The Application of Augmented Reality for Immersive TC3 Training (Room 320A)

04 Dec 19
9:30 AM - 10:00 AM

Tracks: Full Schedule, Wednesday Schedule

Military medical personnel are the first responders of the battlefield, where they are tasked with maintaining tactical objectives and making critical decisions for care that may determine if a casualty lives. Having providers engage in realistic Tactical Combat Casualty Care (TC3) scenarios can optimize the leadership, teamwork, tactical, and medical skills required to succeed in the challenging situations they may encounter.  An issue that instructors face when attempting to create engaging TC3 training scenarios is effectively simulating battlefield injuries on the standardized patients imitating casualties. While medical moulage offers a static visual portrayal of a wound, instructors often have to provide supplemental content to the scenario using verbal prompts about the patient’s injuries. The goal of this is to add realism and progress the scenario along, however it can often detract from the scenario and add to the workload of the instructor.  Augmented Reality (AR), especially the recent boom in wearable AR headsets, has the potential to revolutionize how TC3 training happens today.
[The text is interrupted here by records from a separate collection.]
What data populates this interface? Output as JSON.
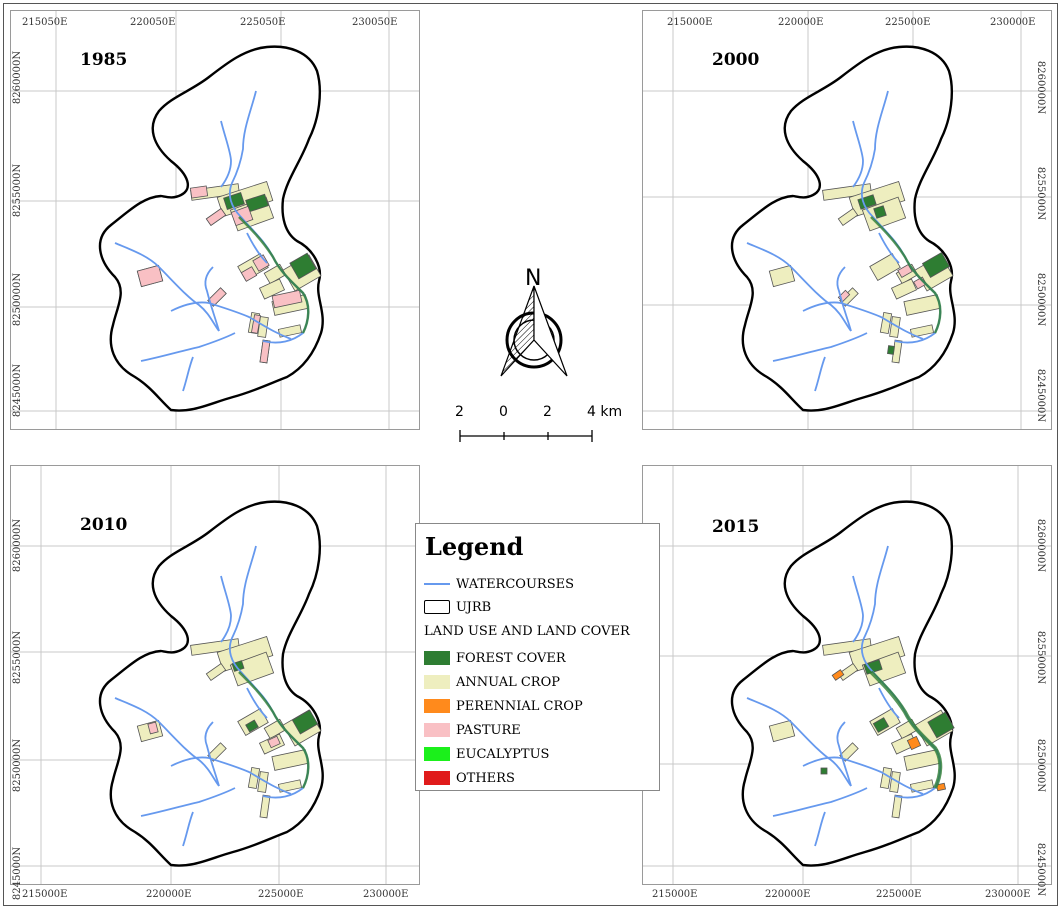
{
  "maps": [
    {
      "id": "1985",
      "year": "1985",
      "top_ticks": [
        "215050E",
        "220050E",
        "225050E",
        "230050E"
      ],
      "bottom_ticks": [],
      "left_ticks": [
        "8260000N",
        "8255000N",
        "8250000N",
        "8245000N"
      ],
      "right_ticks": []
    },
    {
      "id": "2000",
      "year": "2000",
      "top_ticks": [
        "215000E",
        "220000E",
        "225000E",
        "230000E"
      ],
      "bottom_ticks": [],
      "left_ticks": [],
      "right_ticks": [
        "8260000N",
        "8255000N",
        "8250000N",
        "8245000N"
      ]
    },
    {
      "id": "2010",
      "year": "2010",
      "top_ticks": [],
      "bottom_ticks": [
        "215000E",
        "220000E",
        "225000E",
        "230000E"
      ],
      "left_ticks": [
        "8260000N",
        "8255000N",
        "8250000N",
        "8245000N"
      ],
      "right_ticks": []
    },
    {
      "id": "2015",
      "year": "2015",
      "top_ticks": [],
      "bottom_ticks": [
        "215000E",
        "220000E",
        "225000E",
        "230000E"
      ],
      "left_ticks": [],
      "right_ticks": [
        "8260000N",
        "8255000N",
        "8250000N",
        "8245000N"
      ]
    }
  ],
  "north_arrow": {
    "letter": "N"
  },
  "scale_bar": {
    "labels": [
      "2",
      "0",
      "2",
      "4 km"
    ]
  },
  "legend": {
    "title": "Legend",
    "watercourses": "WATERCOURSES",
    "basin": "UJRB",
    "lulc_heading": "LAND USE AND LAND COVER",
    "classes": [
      {
        "label": "FOREST COVER",
        "color": "#2e7d32"
      },
      {
        "label": "ANNUAL CROP",
        "color": "#eeeebf"
      },
      {
        "label": "PERENNIAL CROP",
        "color": "#ff8a1c"
      },
      {
        "label": "PASTURE",
        "color": "#f9c0c4"
      },
      {
        "label": "EUCALYPTUS",
        "color": "#1bf01b"
      },
      {
        "label": "OTHERS",
        "color": "#e01b1b"
      }
    ],
    "watercourse_color": "#6699ee",
    "basin_outline_color": "#000000"
  }
}
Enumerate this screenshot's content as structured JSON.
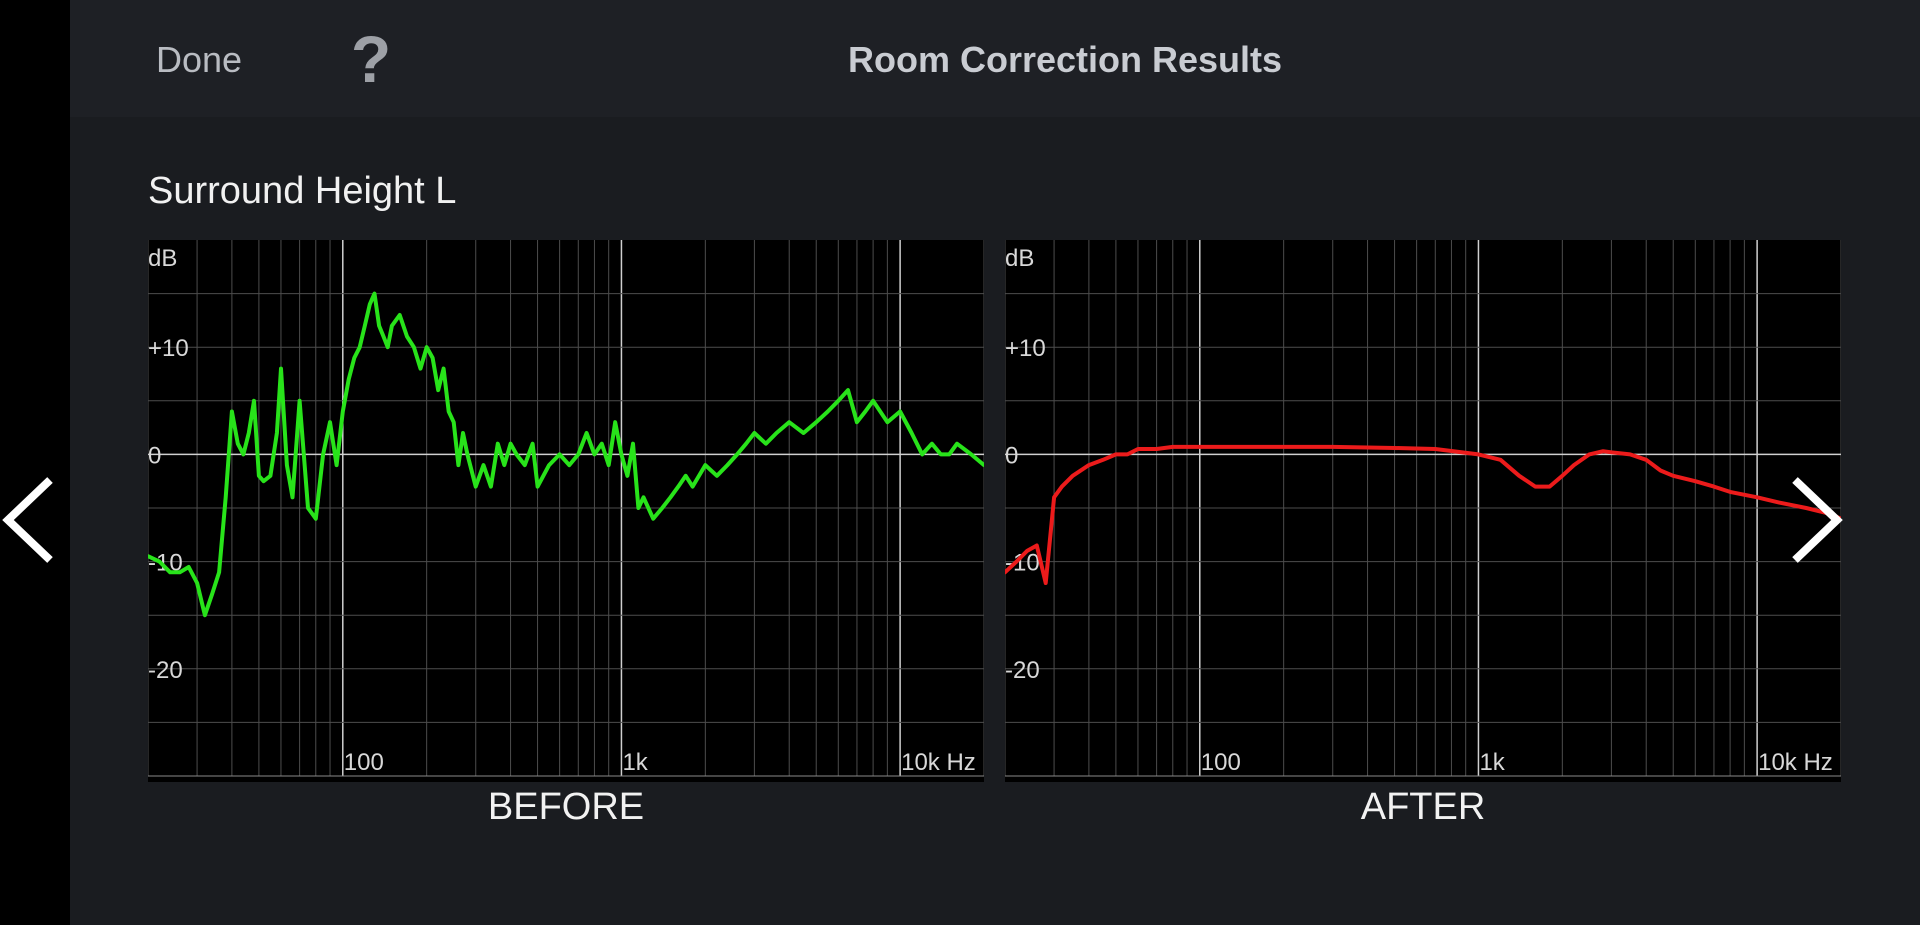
{
  "header": {
    "done_label": "Done",
    "help_label": "?",
    "title": "Room Correction Results"
  },
  "speaker": {
    "name": "Surround Height L"
  },
  "colors": {
    "before_curve": "#28e31a",
    "after_curve": "#ec1b1b",
    "grid": "#555555",
    "zero_line": "#d0d0d0"
  },
  "icons": {
    "prev": "chevron-left-icon",
    "next": "chevron-right-icon"
  },
  "chart_data": [
    {
      "type": "line",
      "caption": "BEFORE",
      "ylabel": "dB",
      "y_tick_labels": [
        "+10",
        "0",
        "-10",
        "-20"
      ],
      "y_ticks": [
        10,
        0,
        -10,
        -20
      ],
      "x_tick_labels": [
        "100",
        "1k",
        "10k Hz"
      ],
      "x_ticks": [
        100,
        1000,
        10000
      ],
      "x_scale": "log",
      "xlim": [
        20,
        20000
      ],
      "ylim": [
        -30,
        20
      ],
      "grid": true,
      "series": [
        {
          "color": "#28e31a",
          "x": [
            20,
            22,
            24,
            26,
            28,
            30,
            32,
            34,
            36,
            38,
            40,
            42,
            44,
            46,
            48,
            50,
            52,
            55,
            58,
            60,
            63,
            66,
            70,
            75,
            80,
            85,
            90,
            95,
            100,
            105,
            110,
            115,
            120,
            125,
            130,
            135,
            140,
            145,
            150,
            160,
            170,
            180,
            190,
            200,
            210,
            220,
            230,
            240,
            250,
            260,
            270,
            280,
            300,
            320,
            340,
            360,
            380,
            400,
            420,
            450,
            480,
            500,
            550,
            600,
            650,
            700,
            750,
            800,
            850,
            900,
            950,
            1000,
            1050,
            1100,
            1150,
            1200,
            1300,
            1400,
            1500,
            1600,
            1700,
            1800,
            2000,
            2200,
            2400,
            2600,
            2800,
            3000,
            3300,
            3600,
            4000,
            4500,
            5000,
            5500,
            6000,
            6500,
            7000,
            7500,
            8000,
            9000,
            10000,
            11000,
            12000,
            13000,
            14000,
            15000,
            16000,
            18000,
            20000
          ],
          "y": [
            -9.5,
            -10,
            -11,
            -11,
            -10.5,
            -12,
            -15,
            -13,
            -11,
            -4,
            4,
            1,
            0,
            2,
            5,
            -2,
            -2.5,
            -2,
            2,
            8,
            -1,
            -4,
            5,
            -5,
            -6,
            0,
            3,
            -1,
            4,
            7,
            9,
            10,
            12,
            14,
            15,
            12,
            11,
            10,
            12,
            13,
            11,
            10,
            8,
            10,
            9,
            6,
            8,
            4,
            3,
            -1,
            2,
            0,
            -3,
            -1,
            -3,
            1,
            -1,
            1,
            0,
            -1,
            1,
            -3,
            -1,
            0,
            -1,
            0,
            2,
            0,
            1,
            -1,
            3,
            0,
            -2,
            1,
            -5,
            -4,
            -6,
            -5,
            -4,
            -3,
            -2,
            -3,
            -1,
            -2,
            -1,
            0,
            1,
            2,
            1,
            2,
            3,
            2,
            3,
            4,
            5,
            6,
            3,
            4,
            5,
            3,
            4,
            2,
            0,
            1,
            0,
            0,
            1,
            0,
            -1
          ]
        }
      ]
    },
    {
      "type": "line",
      "caption": "AFTER",
      "ylabel": "dB",
      "y_tick_labels": [
        "+10",
        "0",
        "-10",
        "-20"
      ],
      "y_ticks": [
        10,
        0,
        -10,
        -20
      ],
      "x_tick_labels": [
        "100",
        "1k",
        "10k Hz"
      ],
      "x_ticks": [
        100,
        1000,
        10000
      ],
      "x_scale": "log",
      "xlim": [
        20,
        20000
      ],
      "ylim": [
        -30,
        20
      ],
      "grid": true,
      "series": [
        {
          "color": "#ec1b1b",
          "x": [
            20,
            22,
            24,
            26,
            28,
            30,
            32,
            35,
            40,
            45,
            50,
            55,
            60,
            70,
            80,
            100,
            150,
            200,
            300,
            500,
            700,
            1000,
            1200,
            1400,
            1600,
            1800,
            2000,
            2200,
            2500,
            2800,
            3000,
            3500,
            4000,
            4500,
            5000,
            6000,
            7000,
            8000,
            10000,
            12000,
            15000,
            18000,
            20000
          ],
          "y": [
            -11,
            -10,
            -9,
            -8.5,
            -12,
            -4,
            -3,
            -2,
            -1,
            -0.5,
            0,
            0,
            0.5,
            0.5,
            0.7,
            0.7,
            0.7,
            0.7,
            0.7,
            0.6,
            0.5,
            0,
            -0.5,
            -2,
            -3,
            -3,
            -2,
            -1,
            0,
            0.3,
            0.2,
            0,
            -0.5,
            -1.5,
            -2,
            -2.5,
            -3,
            -3.5,
            -4,
            -4.5,
            -5,
            -5.5,
            -6
          ]
        }
      ]
    }
  ]
}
AR can provide a unique mix of immersive simulation within the real environment by overlaying dynamic virtual injuries on simulated patients. The AR field has seen billions of dollars invested for development and deployment of hardware and software, which has been leveraged into many fields (e.g., entertainment).  While AR offers many opportunities for training improvement within the TC3 training, several challenges for integrating these technologies still exist. TC3 scenarios present complex environments for AR tracking and projection due to the many dynamics of the scenario (e.g., sunlight, moving patients, tactile nature of procedures). This paper will describe the research and development of an AR-based TC3 training capability for combat medics. Specifically, this paper will explore the technical challenges encountered during development of the capability and provide identified solutions, both hardware and software, for addressing these limitations.